In: Finance
Suppose that Japanese investors suddenly decide that U.S. investments look unpromising, and unilaterally attempt to “cash out” $500 billion worth of their U.S. investments (stocks, bonds, etc). Keeping the balance of payments identity in mind, can they in fact withdraw their money from the U.S.? (And if so, how?) What is the impact on the exchange rate and on the U.S. balance of payments (i.e., on the current and capital accounts)?
Yes, Japaneses investors can withdraw their money from the U.S. given that they are able to convert all those dollars into yen. Once the investors cash out their investments they would want to convert those proceeds into their domestic currency. This would drastically increase the supply of dollars and the demand for yen in the foreign exchange market which means that the dollar would depreciate against the yen.
This activity would be a debit (-ve) item for the U.S. capital account as money is actually leaving the country.
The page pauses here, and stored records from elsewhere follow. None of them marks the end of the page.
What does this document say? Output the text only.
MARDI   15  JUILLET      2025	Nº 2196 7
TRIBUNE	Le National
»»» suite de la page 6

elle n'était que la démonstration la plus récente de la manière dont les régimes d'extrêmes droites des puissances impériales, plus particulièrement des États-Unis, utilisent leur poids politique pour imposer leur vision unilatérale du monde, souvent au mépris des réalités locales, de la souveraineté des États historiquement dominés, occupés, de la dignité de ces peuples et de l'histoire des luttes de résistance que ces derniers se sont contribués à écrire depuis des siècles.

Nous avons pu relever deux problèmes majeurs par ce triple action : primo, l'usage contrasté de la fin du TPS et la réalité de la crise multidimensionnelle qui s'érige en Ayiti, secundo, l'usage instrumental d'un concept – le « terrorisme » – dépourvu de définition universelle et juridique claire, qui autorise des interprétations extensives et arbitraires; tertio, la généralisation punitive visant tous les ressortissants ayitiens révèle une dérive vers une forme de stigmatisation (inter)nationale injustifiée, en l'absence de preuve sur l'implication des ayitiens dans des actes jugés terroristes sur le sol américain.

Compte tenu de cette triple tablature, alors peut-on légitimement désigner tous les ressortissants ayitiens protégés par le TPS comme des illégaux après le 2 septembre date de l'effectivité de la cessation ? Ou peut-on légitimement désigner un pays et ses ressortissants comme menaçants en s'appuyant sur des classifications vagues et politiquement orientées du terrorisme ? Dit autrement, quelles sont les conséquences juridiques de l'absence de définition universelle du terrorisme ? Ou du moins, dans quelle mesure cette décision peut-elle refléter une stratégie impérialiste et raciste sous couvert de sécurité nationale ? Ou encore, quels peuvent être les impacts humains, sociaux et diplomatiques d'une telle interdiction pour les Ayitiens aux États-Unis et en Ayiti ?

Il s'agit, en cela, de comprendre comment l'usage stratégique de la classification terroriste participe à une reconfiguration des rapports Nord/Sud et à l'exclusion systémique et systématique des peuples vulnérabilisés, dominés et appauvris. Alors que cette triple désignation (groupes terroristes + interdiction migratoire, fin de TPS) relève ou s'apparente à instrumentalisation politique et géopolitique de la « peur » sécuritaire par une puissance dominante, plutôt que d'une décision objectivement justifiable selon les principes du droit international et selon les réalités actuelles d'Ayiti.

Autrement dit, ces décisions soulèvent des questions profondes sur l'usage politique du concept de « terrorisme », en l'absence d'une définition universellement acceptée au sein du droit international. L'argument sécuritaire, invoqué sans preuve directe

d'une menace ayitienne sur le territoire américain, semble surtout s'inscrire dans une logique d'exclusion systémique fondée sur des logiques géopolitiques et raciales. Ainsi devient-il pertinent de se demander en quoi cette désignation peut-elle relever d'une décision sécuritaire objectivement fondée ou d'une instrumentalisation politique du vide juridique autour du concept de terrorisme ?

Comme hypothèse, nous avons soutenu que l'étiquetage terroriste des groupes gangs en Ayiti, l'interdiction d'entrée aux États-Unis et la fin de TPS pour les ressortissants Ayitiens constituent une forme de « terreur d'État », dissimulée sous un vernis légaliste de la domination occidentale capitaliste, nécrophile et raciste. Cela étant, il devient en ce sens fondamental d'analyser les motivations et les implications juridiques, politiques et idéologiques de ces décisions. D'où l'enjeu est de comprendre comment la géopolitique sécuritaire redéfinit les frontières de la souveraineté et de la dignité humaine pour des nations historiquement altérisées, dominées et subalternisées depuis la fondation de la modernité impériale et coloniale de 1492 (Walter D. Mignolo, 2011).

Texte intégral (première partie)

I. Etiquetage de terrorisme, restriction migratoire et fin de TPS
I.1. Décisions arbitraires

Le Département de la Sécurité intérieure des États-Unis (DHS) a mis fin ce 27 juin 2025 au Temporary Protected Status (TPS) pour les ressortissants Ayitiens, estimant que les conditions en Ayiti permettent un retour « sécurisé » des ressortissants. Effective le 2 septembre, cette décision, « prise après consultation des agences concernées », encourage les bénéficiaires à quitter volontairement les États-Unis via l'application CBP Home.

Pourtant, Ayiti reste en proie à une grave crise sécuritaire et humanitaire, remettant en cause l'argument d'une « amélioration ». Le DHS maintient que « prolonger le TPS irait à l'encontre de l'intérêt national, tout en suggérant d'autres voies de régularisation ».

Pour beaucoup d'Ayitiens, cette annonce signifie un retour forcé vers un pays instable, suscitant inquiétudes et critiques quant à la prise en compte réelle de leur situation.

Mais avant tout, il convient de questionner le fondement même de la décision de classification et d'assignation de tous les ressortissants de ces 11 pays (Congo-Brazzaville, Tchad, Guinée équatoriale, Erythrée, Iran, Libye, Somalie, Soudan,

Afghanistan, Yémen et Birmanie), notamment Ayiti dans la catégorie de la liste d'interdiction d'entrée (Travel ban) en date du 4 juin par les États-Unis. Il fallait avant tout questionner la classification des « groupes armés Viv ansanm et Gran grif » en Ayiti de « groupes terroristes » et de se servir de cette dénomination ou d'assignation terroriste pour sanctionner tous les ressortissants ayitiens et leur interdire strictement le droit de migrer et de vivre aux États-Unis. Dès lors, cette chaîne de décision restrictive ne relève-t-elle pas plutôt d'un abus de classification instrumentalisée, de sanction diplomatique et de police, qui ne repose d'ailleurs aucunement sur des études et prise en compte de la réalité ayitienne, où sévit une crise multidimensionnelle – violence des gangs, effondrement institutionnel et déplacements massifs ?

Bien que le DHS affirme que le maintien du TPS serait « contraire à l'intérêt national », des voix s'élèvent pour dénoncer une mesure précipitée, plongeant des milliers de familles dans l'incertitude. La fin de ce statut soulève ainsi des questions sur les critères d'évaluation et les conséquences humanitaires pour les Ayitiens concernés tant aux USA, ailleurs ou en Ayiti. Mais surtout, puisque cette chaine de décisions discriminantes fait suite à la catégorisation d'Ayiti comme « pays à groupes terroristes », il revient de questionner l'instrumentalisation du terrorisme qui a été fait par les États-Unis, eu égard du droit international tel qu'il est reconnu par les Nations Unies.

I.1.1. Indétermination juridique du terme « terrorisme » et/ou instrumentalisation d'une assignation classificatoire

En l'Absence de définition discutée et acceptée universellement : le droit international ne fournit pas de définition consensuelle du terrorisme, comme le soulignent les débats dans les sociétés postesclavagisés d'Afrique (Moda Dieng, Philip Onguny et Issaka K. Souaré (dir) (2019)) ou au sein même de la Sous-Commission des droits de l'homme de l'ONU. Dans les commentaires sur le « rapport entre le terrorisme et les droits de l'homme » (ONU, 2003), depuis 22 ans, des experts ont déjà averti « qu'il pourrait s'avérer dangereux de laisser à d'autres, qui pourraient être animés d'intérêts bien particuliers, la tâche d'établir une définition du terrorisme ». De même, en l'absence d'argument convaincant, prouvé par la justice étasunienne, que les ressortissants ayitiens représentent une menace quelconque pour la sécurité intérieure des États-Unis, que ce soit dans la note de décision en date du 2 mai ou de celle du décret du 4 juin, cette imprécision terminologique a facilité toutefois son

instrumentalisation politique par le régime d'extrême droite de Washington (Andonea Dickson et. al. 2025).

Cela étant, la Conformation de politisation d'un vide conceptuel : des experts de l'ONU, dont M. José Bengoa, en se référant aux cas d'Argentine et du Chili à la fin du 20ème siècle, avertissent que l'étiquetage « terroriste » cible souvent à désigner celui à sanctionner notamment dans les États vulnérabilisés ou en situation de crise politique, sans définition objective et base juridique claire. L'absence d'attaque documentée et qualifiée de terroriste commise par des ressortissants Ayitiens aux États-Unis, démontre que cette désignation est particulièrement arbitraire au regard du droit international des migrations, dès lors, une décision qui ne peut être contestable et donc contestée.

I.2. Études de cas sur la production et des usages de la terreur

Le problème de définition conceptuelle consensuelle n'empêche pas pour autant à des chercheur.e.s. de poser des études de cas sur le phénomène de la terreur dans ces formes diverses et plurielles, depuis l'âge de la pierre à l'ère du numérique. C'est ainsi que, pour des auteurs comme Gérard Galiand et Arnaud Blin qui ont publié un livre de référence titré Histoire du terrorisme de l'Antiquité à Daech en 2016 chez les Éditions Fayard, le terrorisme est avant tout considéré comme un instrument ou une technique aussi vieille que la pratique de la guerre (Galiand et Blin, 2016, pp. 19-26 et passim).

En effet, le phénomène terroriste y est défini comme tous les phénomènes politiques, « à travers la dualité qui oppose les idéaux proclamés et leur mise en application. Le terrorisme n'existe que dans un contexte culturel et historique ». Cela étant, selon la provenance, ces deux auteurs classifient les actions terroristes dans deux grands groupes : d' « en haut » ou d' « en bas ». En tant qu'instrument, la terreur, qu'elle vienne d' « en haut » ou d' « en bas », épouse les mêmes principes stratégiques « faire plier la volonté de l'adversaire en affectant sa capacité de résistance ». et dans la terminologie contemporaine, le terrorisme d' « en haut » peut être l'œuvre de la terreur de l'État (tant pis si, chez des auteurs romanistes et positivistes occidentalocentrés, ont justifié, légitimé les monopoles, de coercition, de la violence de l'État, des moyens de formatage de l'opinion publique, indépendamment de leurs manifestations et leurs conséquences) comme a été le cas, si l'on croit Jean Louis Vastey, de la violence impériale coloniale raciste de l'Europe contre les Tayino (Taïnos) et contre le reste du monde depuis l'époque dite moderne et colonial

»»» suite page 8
Assuming that there is no intervention by the Federal Reserve in order to keep the exchange rate stable, the capital account deficit should result in a current account surplus in order to satisfy the balance of payments identity.
This happens because the dollars sold by Japanese investors in exchange for yen are usually bought by people (most likely Japanese individuals) looking to buy American goods, services or assets. This is why they are exchanging yens for dollars. The individuals that end up purchasing American assets would credit or increase the U.S. capital account which would offset the capital account deficit created out of Japanese investors cashing out. Others would be purchasing American goods and services which would in turn create a current account surplus.